На удивленные вопросы друзей, последовавшие затем, он спокойно объяснил, что не видит в своем поступке ничего странного или экстравагантного, потому что в каждом случае он мотивировал свою рекомендацию различными соображениями и уж делом нанимателей было решать, какой именно кандидат наиболее им подходит.

…Вернемся в 1891 год. В городе Ульме двенадцатилетний мальчик переживает чудо. Это чудо даровано ему книжонкой по евклидовой геометрии на плоскости, Евклид потрясает Эйнштейна, и это чувство тоже сохранится на всю жизнь. Уже незадолго до смерти он говорил:

«Если труд Евклида не смог воспламенить ваш юношеский энтузиазм — вы не рождены быть теоретиком».

Для него это откровение.

А упоминание об этом чуде на четвертой или пятой странице его автобиографии — едва ли не последнее чисто биографическое воспоминание.

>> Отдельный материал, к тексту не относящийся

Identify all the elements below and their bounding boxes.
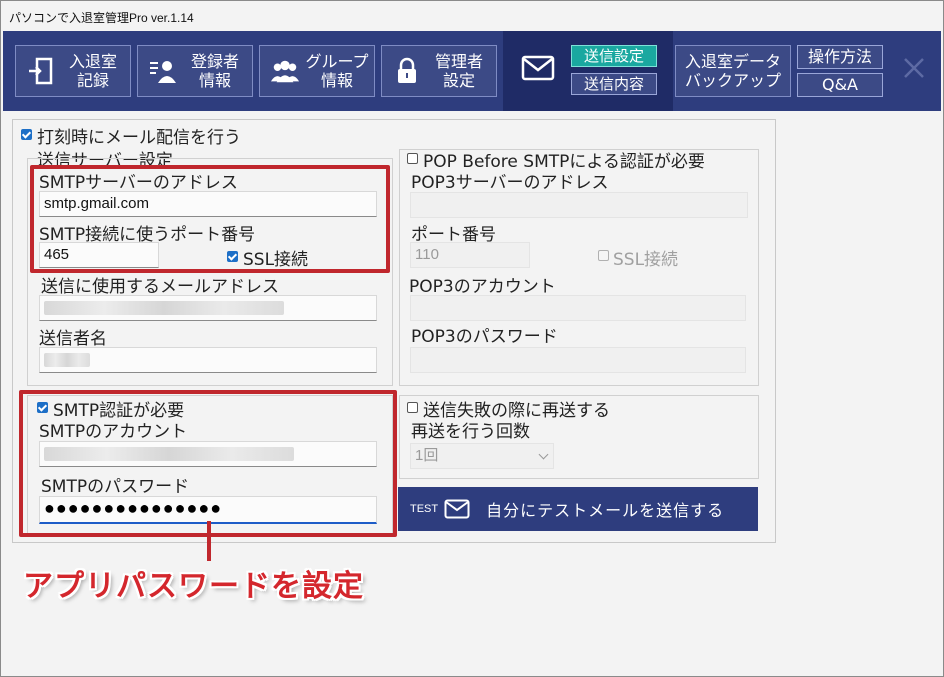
title-bar: パソコンで入退室管理Pro ver.1.14 <box>1 1 943 31</box>
retry-count-value: 1回 <box>415 447 439 464</box>
close-icon[interactable] <box>901 55 931 85</box>
chevron-down-icon <box>538 449 549 460</box>
pop-password-label: POP3のパスワード <box>411 327 558 347</box>
sender-address-label: 送信に使用するメールアドレス <box>41 277 279 297</box>
registrant-info-button[interactable]: 登録者 情報 <box>137 45 253 97</box>
registrant-info-label: 登録者 情報 <box>190 52 239 90</box>
lock-icon <box>392 56 422 86</box>
sender-address-input[interactable] <box>39 295 377 321</box>
window-title: パソコンで入退室管理Pro ver.1.14 <box>9 11 194 25</box>
smtp-server-highlight <box>30 165 390 273</box>
pop-enable-checkbox[interactable] <box>407 153 418 164</box>
user-list-icon <box>148 56 178 86</box>
retry-count-select[interactable]: 1回 <box>410 443 554 469</box>
sender-name-input[interactable] <box>39 347 377 373</box>
test-button-label: 自分にテストメールを送信する <box>486 501 725 520</box>
group-users-icon <box>270 56 300 86</box>
annotation-text: アプリパスワードを設定 <box>23 569 364 604</box>
data-backup-button[interactable]: 入退室データ バックアップ <box>675 45 791 97</box>
pop-account-label: POP3のアカウント <box>409 277 556 297</box>
enable-mail-checkbox[interactable] <box>21 129 32 140</box>
main-toolbar: 入退室 記録 登録者 情報 グループ 情報 管理者 設定 送信設定 送信内容 入… <box>3 31 941 111</box>
group-info-label: グループ 情報 <box>305 52 369 90</box>
data-backup-label: 入退室データ バックアップ <box>684 52 781 90</box>
mail-icon[interactable] <box>521 55 555 85</box>
app-window: パソコンで入退室管理Pro ver.1.14 入退室 記録 登録者 情報 グルー… <box>0 0 944 677</box>
attendance-record-label: 入退室 記録 <box>68 52 117 90</box>
pop-port-input[interactable]: 110 <box>410 242 530 268</box>
faq-button[interactable]: Q&A <box>797 73 883 97</box>
enable-mail-label: 打刻時にメール配信を行う <box>37 128 241 148</box>
tab-send-settings[interactable]: 送信設定 <box>571 45 657 67</box>
tab-send-content[interactable]: 送信内容 <box>571 73 657 95</box>
annotation-leader-line <box>207 521 211 561</box>
admin-settings-label: 管理者 設定 <box>434 52 483 90</box>
mail-settings-group: 送信設定 送信内容 <box>503 31 673 111</box>
redacted-value <box>44 353 90 368</box>
admin-settings-button[interactable]: 管理者 設定 <box>381 45 497 97</box>
pop-server-label: POP3サーバーのアドレス <box>411 173 609 193</box>
attendance-record-button[interactable]: 入退室 記録 <box>15 45 131 97</box>
pop-ssl-label: SSL接続 <box>613 250 679 270</box>
group-info-button[interactable]: グループ 情報 <box>259 45 375 97</box>
pop-account-input[interactable] <box>410 295 746 321</box>
manual-button[interactable]: 操作方法 <box>797 45 883 69</box>
send-test-mail-button[interactable]: TEST 自分にテストメールを送信する <box>398 487 758 531</box>
retry-count-label: 再送を行う回数 <box>411 422 530 442</box>
pop-server-input[interactable] <box>410 192 748 218</box>
door-exit-icon <box>26 56 56 86</box>
smtp-auth-highlight <box>19 390 397 537</box>
test-prefix: TEST <box>410 503 439 515</box>
retry-enable-checkbox[interactable] <box>407 402 418 413</box>
pop-ssl-checkbox[interactable] <box>598 250 609 261</box>
pop-password-input[interactable] <box>410 347 746 373</box>
redacted-value <box>44 301 284 316</box>
mail-icon <box>444 499 470 519</box>
sender-name-label: 送信者名 <box>39 329 107 349</box>
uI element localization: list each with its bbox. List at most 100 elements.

Дальше следует еще несколько слов о начале образования в Цюрихском политехникуме, пара брошенных вскользь замечаний о системе преподавания и… примерно пятьдесят страниц соображений Эйнштейна о путях мышления, гносеологии и, конечно, как всегда, прежде всего — о физике.

Но не надо полагать, что этот метод построения автобиографии — очередная милая нелепая рассеянность оторванного от мира и жизни схимника. Упаси нас бог вместо Альберта Эйнштейна представлять себе некоего Жака Паганеля от физики.